Les experts faisaient face à une double problématique : celle du système permettant de résoudre le problème, c’est-à-dire de répondre à la commande de l’utilisateur, et celle du choix du LLM. La véritable valeur ajoutée de ces prototypes est la création des instructions à fournir au grand modèle de langage (Large Langage Model, LLM) et la transposition des analyses des dashboard en Python (avec la librairie Pandas), utiles pour la résolution de problèmes. Dès lors, les bots pourraient théoriquement être connectés à n’importe quel LLM.
Compte tenu du temps disponible pour développer le prototype, le LLM d’OpenAI, GPT.4, a été retenu. Le système établi permet de procéder à du remote code execution : des instructions et des métadonnées sont fournies au LLM. En réponse, le LLM fournit le code nécessaire pour l’analyse et l’exécuter en local. Ainsi, aucune données fiscales – donc sensibles – ne sont envoyées à OpenAI.

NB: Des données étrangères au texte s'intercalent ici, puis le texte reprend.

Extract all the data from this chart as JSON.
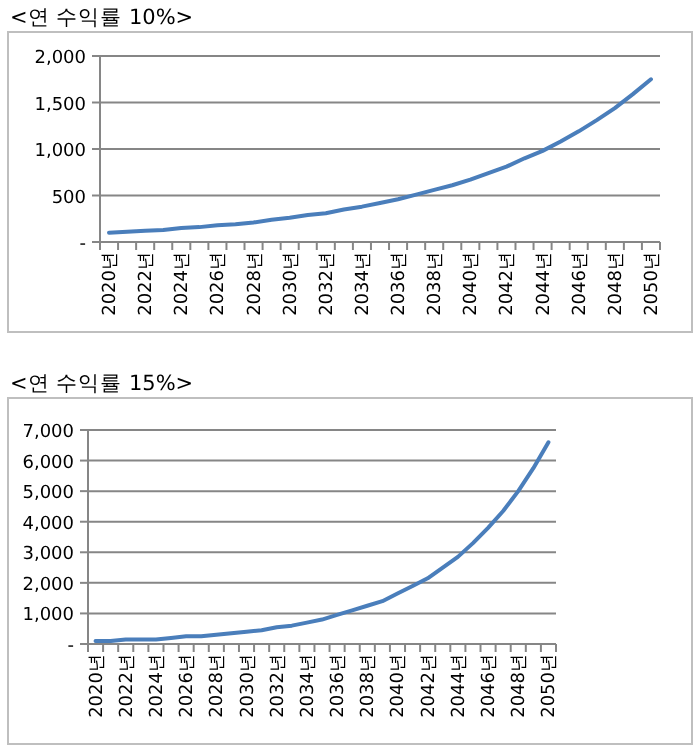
{
  "chart_data": [
    {
      "type": "line",
      "title": "<연 수익률 10%>",
      "categories": [
        "2020년",
        null,
        "2022년",
        null,
        "2024년",
        null,
        "2026년",
        null,
        "2028년",
        null,
        "2030년",
        null,
        "2032년",
        null,
        "2034년",
        null,
        "2036년",
        null,
        "2038년",
        null,
        "2040년",
        null,
        "2042년",
        null,
        "2044년",
        null,
        "2046년",
        null,
        "2048년",
        null,
        "2050년"
      ],
      "series": [
        {
          "color": "#4a7ebb",
          "values": [
            100,
            110,
            120,
            130,
            150,
            160,
            180,
            190,
            210,
            240,
            260,
            290,
            310,
            350,
            380,
            420,
            460,
            510,
            560,
            610,
            670,
            740,
            810,
            900,
            980,
            1080,
            1190,
            1310,
            1440,
            1590,
            1750
          ]
        }
      ],
      "ylim": [
        0,
        2000
      ],
      "yticks": [
        {
          "value": 0,
          "label": "-"
        },
        500,
        {
          "value": 1000,
          "label": "1,000"
        },
        {
          "value": 1500,
          "label": "1,500"
        },
        {
          "value": 2000,
          "label": "2,000"
        }
      ],
      "grid": "y"
    },
    {
      "type": "line",
      "title": "<연 수익률 15%>",
      "categories": [
        "2020년",
        null,
        "2022년",
        null,
        "2024년",
        null,
        "2026년",
        null,
        "2028년",
        null,
        "2030년",
        null,
        "2032년",
        null,
        "2034년",
        null,
        "2036년",
        null,
        "2038년",
        null,
        "2040년",
        null,
        "2042년",
        null,
        "2044년",
        null,
        "2046년",
        null,
        "2048년",
        null,
        "2050년"
      ],
      "series": [
        {
          "color": "#4a7ebb",
          "values": [
            100,
            100,
            150,
            150,
            150,
            200,
            250,
            250,
            300,
            350,
            400,
            450,
            550,
            600,
            700,
            800,
            950,
            1100,
            1250,
            1400,
            1650,
            1900,
            2150,
            2500,
            2850,
            3300,
            3800,
            4350,
            5000,
            5750,
            6600
          ]
        }
      ],
      "ylim": [
        0,
        7000
      ],
      "yticks": [
        {
          "value": 0,
          "label": "-"
        },
        {
          "value": 1000,
          "label": "1,000"
        },
        {
          "value": 2000,
          "label": "2,000"
        },
        {
          "value": 3000,
          "label": "3,000"
        },
        {
          "value": 4000,
          "label": "4,000"
        },
        {
          "value": 5000,
          "label": "5,000"
        },
        {
          "value": 6000,
          "label": "6,000"
        },
        {
          "value": 7000,
          "label": "7,000"
        }
      ],
      "grid": "y"
    }
  ]
}
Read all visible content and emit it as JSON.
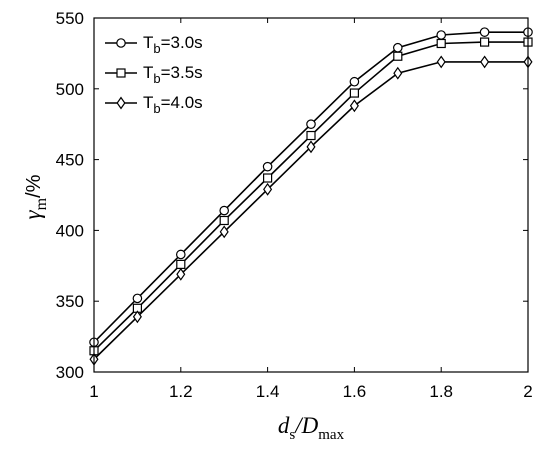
{
  "chart_data": {
    "type": "line",
    "x": [
      1.0,
      1.1,
      1.2,
      1.3,
      1.4,
      1.5,
      1.6,
      1.7,
      1.8,
      1.9,
      2.0
    ],
    "xlim": [
      1,
      2
    ],
    "ylim": [
      300,
      550
    ],
    "xticks": [
      "1",
      "1.2",
      "1.4",
      "1.6",
      "1.8",
      "2"
    ],
    "xtick_values": [
      1.0,
      1.2,
      1.4,
      1.6,
      1.8,
      2.0
    ],
    "yticks": [
      "300",
      "350",
      "400",
      "450",
      "500",
      "550"
    ],
    "ytick_values": [
      300,
      350,
      400,
      450,
      500,
      550
    ],
    "xlabel": {
      "main": "d",
      "sub1": "s",
      "mid": "/D",
      "sub2": "max"
    },
    "ylabel": {
      "main": "γ",
      "sub": "m",
      "unit": "/%"
    },
    "grid": false,
    "legend_position": "top-left",
    "series": [
      {
        "label_main": "T",
        "label_sub": "b",
        "label_rest": "=3.0s",
        "marker": "circle",
        "values": [
          321,
          352,
          383,
          414,
          445,
          475,
          505,
          529,
          538,
          540,
          540
        ]
      },
      {
        "label_main": "T",
        "label_sub": "b",
        "label_rest": "=3.5s",
        "marker": "square",
        "values": [
          315,
          345,
          376,
          407,
          437,
          467,
          497,
          523,
          532,
          533,
          533
        ]
      },
      {
        "label_main": "T",
        "label_sub": "b",
        "label_rest": "=4.0s",
        "marker": "diamond",
        "values": [
          309,
          339,
          369,
          399,
          429,
          459,
          488,
          511,
          519,
          519,
          519
        ]
      }
    ]
  }
}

GPT.4 d’OpenAI est une solution temporaire qui a permis de proposer des prototypes fonctionnels en passant outre l’étape d’entraînement et de développement du modèle. Ce n’est pas une solution optimale étant donné qu’il s’agit d’un modèle états-unien qui ne peut être contrôlé. De plus, GPT.4 n’est pas open-source, il est donc impossible de l’héberger sur les serveurs de la DGI. Cette solution ne permet pas non plus de procéder à son fine-tuning (affinage du mode d’apprentissage du modèle). Cependant, cela a permis de répondre au cahier des charges qui était de démontrer la faisabilité d’une telle solution pour répondre aux besoins de la DGI.
💡Qu’est-ce que le fine-tuning d’un LLM ?
Lors de l’utilisation du modèle, des hyperparamètres sont définis. En fonction de ceux-ci, le modèle ne se comportera pas de la même manière. Cela a permis de définir un comportement souhaité.
ReporterGPT et le FileBot sont de véritables proof of concept (POC) servant de base à une étude préalable avant de développer un modèle d’intelligence artificielle générative. Dans l’optique d’une utilisation courante des bots, il sera nécessaire d’opter pour un LLM open-source hébergé sur les serveurs de la DGI, garantissant ainsi la souveraineté de la solution. CodeLlama 70B est une des pistes envisagées et pourrait être facilement fine-tuned après une révision des instructions à lui fournir. Cette solution pourrait ensuite être déployée en complément des tableaux de bord, voire possiblement être mise à disposition sur le datalab DATAFID.
💡Quelles suites pour l’élaboration du tableau de bord ?
Le déploiement de ce premier tableau de bord fait l’objet d’un développement test auprès de deux directions de la DGI qui ont activement contribué à sa mise en place et à la compréhension des enjeux pour les services opérationnels : la Direction des Moyennes Entreprises (DMEN) et la Direction des Grandes Entreprises (DGE).
Après validation de la démarche, le tableau de bord pourra être amendé et élargi à de nouvelles directions, voire à l’ensemble de la DGI, en suivant le même processus : recueil des besoins, co-construction et développement des indicateurs. Sous réserve de faisabilité technique, le tableau de bord pourrait être à l’avenir hébergé sur les serveurs de la DGI et sortir du datalab DATAFID.
Les synergies créées entre deux projets de coopération internationale, PAGFAM et DATAFID, ont permis d’assurer une montée en compétence rapide des agents et le déploiement efficace de solutions fonctionnelles en mesure de répondre aux attentes de la DGI.